The CEO of Irba, Imre Nagy, said Patel had already removed his name from the register, so the panel could not remove him. Instead it imposed a sanction that will ensure that he does not re-enter the profession in future. He is the “first auditor related to state capture to be permanently disqualified from registering as an auditor”.

In 2018, Patel was exposed by amaBhungane investigative journalists as using R107m funding from an associate of the Guptas in his buyout of 65% of the auditing firm Nkonki. As a result, the firm was awarded contracts with Eskom, which was heavily under the Guptas’ influence at the time. 

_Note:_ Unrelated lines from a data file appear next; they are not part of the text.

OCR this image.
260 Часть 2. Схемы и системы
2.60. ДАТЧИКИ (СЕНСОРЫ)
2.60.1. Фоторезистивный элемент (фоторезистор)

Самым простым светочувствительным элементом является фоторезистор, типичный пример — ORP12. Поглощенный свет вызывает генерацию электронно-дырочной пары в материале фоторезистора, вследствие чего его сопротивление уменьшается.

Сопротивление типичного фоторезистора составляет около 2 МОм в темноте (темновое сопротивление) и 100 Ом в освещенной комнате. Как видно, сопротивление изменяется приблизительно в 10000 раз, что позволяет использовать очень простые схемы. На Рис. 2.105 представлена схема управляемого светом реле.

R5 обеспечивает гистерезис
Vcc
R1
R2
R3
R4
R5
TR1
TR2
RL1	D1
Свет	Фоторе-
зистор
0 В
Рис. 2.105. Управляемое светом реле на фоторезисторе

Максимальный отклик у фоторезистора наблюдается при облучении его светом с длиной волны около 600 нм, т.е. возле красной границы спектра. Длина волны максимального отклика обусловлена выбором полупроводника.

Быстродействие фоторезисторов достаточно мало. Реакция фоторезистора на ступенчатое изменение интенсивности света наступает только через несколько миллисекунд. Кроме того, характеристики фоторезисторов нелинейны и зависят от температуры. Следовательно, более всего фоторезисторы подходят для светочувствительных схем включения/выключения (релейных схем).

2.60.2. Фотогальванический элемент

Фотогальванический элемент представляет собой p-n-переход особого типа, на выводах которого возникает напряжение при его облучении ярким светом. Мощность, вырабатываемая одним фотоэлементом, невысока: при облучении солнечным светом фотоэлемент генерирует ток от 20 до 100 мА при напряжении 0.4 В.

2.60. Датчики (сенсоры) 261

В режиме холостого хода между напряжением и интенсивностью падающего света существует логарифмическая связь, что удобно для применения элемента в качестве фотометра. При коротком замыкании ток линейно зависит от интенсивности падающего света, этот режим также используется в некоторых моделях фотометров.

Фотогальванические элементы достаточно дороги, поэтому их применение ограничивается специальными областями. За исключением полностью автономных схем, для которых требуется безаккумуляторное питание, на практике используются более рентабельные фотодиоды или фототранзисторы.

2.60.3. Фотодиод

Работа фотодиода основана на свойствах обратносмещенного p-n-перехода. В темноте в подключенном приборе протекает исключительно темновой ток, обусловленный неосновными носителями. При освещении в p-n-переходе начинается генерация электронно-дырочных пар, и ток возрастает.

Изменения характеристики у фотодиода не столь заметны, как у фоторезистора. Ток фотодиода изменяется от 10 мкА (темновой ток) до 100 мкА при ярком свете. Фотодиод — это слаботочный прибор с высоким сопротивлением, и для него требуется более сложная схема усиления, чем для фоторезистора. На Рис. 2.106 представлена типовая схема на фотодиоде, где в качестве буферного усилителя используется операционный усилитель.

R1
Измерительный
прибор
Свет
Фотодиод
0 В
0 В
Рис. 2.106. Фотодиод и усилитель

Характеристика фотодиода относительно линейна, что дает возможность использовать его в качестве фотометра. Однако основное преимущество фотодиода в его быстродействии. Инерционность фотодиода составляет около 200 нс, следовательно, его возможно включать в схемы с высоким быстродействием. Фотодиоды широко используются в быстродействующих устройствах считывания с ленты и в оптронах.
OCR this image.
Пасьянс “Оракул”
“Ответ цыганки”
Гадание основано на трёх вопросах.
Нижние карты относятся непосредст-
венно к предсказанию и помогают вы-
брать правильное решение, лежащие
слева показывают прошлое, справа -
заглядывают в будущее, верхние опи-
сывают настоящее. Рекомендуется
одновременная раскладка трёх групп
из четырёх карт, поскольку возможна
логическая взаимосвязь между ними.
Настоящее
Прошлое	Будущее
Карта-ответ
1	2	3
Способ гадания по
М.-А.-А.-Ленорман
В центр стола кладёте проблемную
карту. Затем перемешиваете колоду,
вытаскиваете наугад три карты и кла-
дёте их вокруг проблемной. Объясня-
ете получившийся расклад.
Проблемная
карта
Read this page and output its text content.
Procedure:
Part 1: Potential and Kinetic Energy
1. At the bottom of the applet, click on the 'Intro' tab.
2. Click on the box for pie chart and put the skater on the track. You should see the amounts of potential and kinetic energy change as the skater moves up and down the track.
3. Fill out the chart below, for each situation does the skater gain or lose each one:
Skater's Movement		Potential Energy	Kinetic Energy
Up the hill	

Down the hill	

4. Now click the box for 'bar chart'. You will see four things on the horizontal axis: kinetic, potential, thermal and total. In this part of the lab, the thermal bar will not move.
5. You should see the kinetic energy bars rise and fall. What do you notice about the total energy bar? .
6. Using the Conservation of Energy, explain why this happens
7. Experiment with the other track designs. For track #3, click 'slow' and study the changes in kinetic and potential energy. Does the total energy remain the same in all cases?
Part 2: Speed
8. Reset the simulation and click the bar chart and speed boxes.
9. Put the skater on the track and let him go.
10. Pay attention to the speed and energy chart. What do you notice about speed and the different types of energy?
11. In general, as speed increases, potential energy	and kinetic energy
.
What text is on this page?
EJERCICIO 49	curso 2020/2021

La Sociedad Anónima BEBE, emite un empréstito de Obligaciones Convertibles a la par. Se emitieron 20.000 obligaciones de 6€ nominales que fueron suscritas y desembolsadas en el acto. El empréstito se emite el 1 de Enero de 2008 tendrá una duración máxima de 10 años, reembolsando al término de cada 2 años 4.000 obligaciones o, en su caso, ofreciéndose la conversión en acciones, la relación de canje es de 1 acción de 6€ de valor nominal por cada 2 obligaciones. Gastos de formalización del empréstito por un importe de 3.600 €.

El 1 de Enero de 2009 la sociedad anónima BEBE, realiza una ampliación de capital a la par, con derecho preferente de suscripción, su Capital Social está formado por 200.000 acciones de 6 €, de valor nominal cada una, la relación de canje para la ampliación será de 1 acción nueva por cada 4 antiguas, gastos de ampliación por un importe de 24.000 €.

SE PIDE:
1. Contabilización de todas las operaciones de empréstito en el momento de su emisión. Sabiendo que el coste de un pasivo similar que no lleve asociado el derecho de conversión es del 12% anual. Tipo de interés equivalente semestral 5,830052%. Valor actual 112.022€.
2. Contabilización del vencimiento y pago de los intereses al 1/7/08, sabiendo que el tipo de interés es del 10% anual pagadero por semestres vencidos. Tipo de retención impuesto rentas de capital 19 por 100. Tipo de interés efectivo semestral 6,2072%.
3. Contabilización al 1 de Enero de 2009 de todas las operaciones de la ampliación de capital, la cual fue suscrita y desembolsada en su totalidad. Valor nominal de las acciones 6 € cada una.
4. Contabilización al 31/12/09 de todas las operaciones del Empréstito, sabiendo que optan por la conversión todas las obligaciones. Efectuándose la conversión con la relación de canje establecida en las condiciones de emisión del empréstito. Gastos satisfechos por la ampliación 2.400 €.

The money came from Salim Essa, a close Gupta associate, and was paid via his firm, financial advisory group Trillian. Patel denied knowing where the money came from at the time, according to amaBhungane. 

amaBhungane reported that the Guptas and Essa wanted to use Nkonki as a means to be awarded lucrative government contracts in auditing. After the exposé in April 2018, Patel resigned as head of Nkonki auditors.

On Monday his lawyer, Kirshen Naidoo, and Irba’s lawyer, Moeti Kanyane, presented the settlement agreement to the disciplinary panel. 

He had been found guilty in a previous hearing of breaching two sections of the Auditing Profession Act. 

Irba said he had audited a company related to Trillian, which was the company that had given him a loan, thus breaching independence provisions in the Irba professional code of conduct.  

Auditors are subject to strict rules to ensure they remain independent from the companies they audit. 

Patel was also previously found guilty of behaving in a manner that tended to bring the profession into disrepute. 

Nkonki, one of the few black-owned auditing firms in the country, shut in 2018 in the wake of a scandal, leading to the loss of 180 jobs. This was after the auditor-general said he would no longer use Nkonki or KPMG for audits of government departments due to their involvement in state capture. The auditor-general uses private firms to help it with its extensive audits of government departments. 

Nkonki’s auditor Thuto Masasa was also co-auditor along with PwC auditors for embattled airline SAA when financial mismanagement was overlooked. 

It is not the first auditor from Nkonki who has faced fines from Irba. In 2021, Masasa was fined R800,000 for four charges relating to the inadequate audits of SAA.

The first auditor to be deregistered in connection with the Guptas was Jacques Wessels due to his audit of Linkway Trading and the Gupta wedding.